Tanti i residenti favorevoli al presepe che raffigura Giuseppe e Maria come profughi d’oggi: «Il Vangelo va tradotto nella nostra quotidianità»

È stato ben accolto dai residenti presepe allestito in chiesa parrocchiale a Albiolo. Dove Maria e Giuseppe con il bue e l’asinello sono collocati su un gommone. D’altronde anche la Sacra famiglia è stata profuga: e questo per il Vangelo significa che dobbiamo prenderci cura degli ultimi e non si è voluta fare nessuna polemica politica come ha sottolineato il parroco don Alberto Fasola.

«È stata un’idea in linea con l’attualità, una rivisitazione moderna» interviene Massimo Mosca, 22 anni, componente del Centro Giovani di Albiolo e rapper.

Commenta anche il sindaco Rodolfo Civelli:«Appena ho visto il presepe mi è piaciuto molto e l’ho subito considerato come il simbolo del messaggio evangelico dell’accoglienza degli ultimi e ho fatto i complimenti a don Alberto. Una rappresentazione attuale di quanto successo quando si fugge da una situazione di pericolo e c’è accoglienza».

Arriva un altro parere favorevole da Ferruccio Sillari 68 anni: «Sono assolutamente a favore su quanto realizzato. Tutti dovremmo imparare ad accogliere gli ultimi come dice il Vangelo».

C’è anche chi poi rimane un po’ perplesso non per il presepe ma in seguito ai recenti episodi accaduti a Milano in merito a alcune insegnanti che hanno fatto togliere dalle canzoncine natalizie il nome di “Gesù Bambino”.

Spiega infatti l’ex sindaco di Albiolo e capogruppo di minoranza “Con Albiolo” Mario Bernasconi: «Per il presepe che è stato realizzato rispetto le parole di don Fasola e del messaggio del Vangelo però quello che mi dà fastidio che non c’entra nulla con il presepe è il togliere i nostri simboli religiosi che sono di una cultura millenaria poi ognuno può crederci o meno».

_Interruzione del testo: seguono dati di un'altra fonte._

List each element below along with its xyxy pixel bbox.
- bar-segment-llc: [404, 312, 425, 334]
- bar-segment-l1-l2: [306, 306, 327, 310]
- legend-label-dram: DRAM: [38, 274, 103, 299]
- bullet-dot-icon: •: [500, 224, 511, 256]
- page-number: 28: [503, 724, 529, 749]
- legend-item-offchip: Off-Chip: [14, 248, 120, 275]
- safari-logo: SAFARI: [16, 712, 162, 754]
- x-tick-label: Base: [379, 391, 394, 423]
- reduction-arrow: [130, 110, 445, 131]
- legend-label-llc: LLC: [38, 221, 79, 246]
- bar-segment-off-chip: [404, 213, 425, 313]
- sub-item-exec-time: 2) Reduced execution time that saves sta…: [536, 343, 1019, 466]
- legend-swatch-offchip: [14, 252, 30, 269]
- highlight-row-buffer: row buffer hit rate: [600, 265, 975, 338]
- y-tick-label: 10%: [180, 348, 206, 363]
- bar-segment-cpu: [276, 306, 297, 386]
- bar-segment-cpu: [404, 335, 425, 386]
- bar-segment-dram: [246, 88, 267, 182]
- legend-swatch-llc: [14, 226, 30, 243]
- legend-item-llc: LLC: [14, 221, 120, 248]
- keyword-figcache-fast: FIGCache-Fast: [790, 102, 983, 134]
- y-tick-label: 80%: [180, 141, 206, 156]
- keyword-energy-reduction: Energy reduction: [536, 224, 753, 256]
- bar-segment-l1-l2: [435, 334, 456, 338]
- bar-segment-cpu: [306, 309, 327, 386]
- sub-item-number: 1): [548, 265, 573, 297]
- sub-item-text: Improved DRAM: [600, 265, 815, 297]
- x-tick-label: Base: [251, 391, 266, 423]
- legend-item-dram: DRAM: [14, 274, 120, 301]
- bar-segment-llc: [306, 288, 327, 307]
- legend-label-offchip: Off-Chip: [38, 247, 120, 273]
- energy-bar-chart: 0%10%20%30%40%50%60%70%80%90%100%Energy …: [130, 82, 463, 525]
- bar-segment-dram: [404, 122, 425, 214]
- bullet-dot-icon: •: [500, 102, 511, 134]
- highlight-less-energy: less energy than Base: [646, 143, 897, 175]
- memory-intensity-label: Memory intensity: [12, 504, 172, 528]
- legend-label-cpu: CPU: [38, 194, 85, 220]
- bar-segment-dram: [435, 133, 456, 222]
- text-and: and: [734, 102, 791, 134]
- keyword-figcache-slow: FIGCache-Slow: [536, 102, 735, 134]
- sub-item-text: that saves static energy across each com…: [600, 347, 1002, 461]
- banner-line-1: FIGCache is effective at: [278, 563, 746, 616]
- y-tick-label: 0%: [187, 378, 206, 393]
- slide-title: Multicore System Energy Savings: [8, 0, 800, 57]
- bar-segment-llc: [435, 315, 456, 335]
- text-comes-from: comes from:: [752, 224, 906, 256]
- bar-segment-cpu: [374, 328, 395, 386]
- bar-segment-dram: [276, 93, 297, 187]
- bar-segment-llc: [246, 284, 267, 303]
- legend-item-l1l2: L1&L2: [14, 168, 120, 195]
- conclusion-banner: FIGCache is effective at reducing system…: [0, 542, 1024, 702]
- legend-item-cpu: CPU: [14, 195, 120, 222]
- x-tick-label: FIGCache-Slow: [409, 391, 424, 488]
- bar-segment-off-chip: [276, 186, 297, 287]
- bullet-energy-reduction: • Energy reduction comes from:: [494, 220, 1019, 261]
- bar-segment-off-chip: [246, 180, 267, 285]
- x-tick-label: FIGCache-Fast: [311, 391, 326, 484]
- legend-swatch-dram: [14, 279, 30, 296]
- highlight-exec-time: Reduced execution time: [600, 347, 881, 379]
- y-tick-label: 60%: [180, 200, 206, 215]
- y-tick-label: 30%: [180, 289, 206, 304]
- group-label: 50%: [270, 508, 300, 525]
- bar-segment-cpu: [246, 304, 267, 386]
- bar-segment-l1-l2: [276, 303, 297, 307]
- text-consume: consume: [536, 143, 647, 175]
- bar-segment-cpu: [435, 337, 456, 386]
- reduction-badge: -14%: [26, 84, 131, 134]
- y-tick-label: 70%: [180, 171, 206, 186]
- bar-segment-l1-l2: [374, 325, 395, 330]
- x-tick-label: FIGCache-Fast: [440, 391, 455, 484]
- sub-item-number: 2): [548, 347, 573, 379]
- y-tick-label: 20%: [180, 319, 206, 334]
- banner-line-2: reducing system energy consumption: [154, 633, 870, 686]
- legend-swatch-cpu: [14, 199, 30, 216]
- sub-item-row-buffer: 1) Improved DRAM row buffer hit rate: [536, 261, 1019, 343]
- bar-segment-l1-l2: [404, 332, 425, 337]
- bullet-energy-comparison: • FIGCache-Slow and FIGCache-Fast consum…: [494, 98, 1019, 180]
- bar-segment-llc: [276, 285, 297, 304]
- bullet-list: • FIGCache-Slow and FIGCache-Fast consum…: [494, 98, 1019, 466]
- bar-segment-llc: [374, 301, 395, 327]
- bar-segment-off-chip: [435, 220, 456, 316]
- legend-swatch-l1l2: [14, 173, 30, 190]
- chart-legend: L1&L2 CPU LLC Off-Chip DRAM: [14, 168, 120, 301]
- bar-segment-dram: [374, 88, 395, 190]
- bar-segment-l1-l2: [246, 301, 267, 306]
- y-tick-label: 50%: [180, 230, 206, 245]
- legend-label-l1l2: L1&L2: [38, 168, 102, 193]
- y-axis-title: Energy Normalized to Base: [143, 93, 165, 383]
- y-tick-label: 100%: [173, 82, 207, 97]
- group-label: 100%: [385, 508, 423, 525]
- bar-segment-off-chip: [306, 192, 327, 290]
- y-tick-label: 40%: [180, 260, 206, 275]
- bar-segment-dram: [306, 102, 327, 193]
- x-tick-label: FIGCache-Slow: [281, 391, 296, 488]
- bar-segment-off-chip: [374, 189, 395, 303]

Ma c’è anche chi parla di errore storico sul fatto che Gesù sia stato un migrante: «Il mio parere sul presepe è personale e ritengo la questione non politica – interviene il consigliere di minoranza “Nuova Albiolo” Alessandro Mattiroli - ritengo ardito definirlo presepe e se l’intenzione era quello di guadagnarsi una “prima pagina”, sicuramente è riuscito nel suo intento. Ne esce invece offuscata la missione propria della chiesa di unire tutti i fedeli e non dividerli, ancor di più nelle feste di Natale».

E aggiunge: «Dispiace che ci si ricordi degli ultimi solo quando questi vengono dall’altra parte del mondo, quando la carità può diventare spettacolarizzazione – precisa - c’è un incredibile errore storico-evangelico di chi afferma che anche Gesù sia stato migrante».